A segmentation fault may mean:

  • You have gone outside the declared bounds of an array
  • You are trying to access an ALLOCATABLE array that hasn't been allocated yet
  • You are trying to read data from a file into an array of the wrong dimensions

Example 1

Here is segmentation fault caused by the code trying read data from a file into an array which is too small to contain the data. This error was detected on the Altix platform.
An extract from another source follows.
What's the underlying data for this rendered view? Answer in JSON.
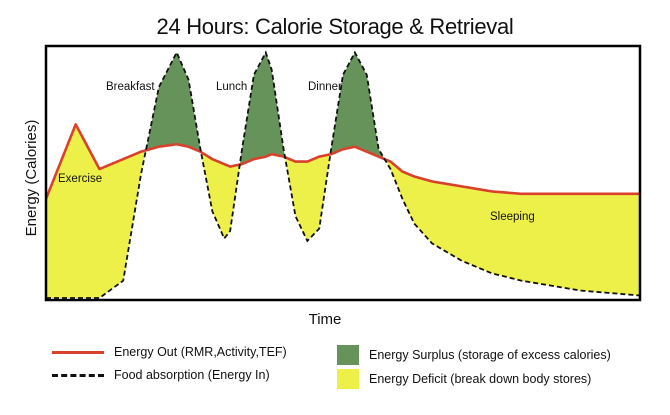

The output comes from the IDB debugger.

 Thread received signal SEGV
 stopped at [<opaque> for_read_seq_xmit(...) 0x40000000006b6500] 
 
 Information:  An <opaque> type was presented during execution of 
 the previous command.  For complete type information on this symbol,
 recompilation of the program will be necessary.  Consult the compiler
 man pages for details on producing full symbol table information using   
 the '-g' (and '-gall' for cxx) flags.

Example 2

The same error message as in Example 1 has also been known to occur on Altix when a variable that has not been initialized is passed to a subroutine or function:

 CALL MYSUB( I )   ! I is uninitialized!
 DO I = 1, IIPAR 
    ... 
 ENDDO

The solution to the problem is as follows:

 DO I = 1, IIPAR 
    CALL MYSUB( I )  ! Put the MYSUB call in the I-loop!
    ... 
 ENDDO

Bus Error

A bus error usually means that you are trying to call a subroutine with the wrong number of arguments.

On SGI, you usually will only get a bus error if you call a subroutine with too many, rather than too few arguments. Other behaviors are platform and compiler dependent.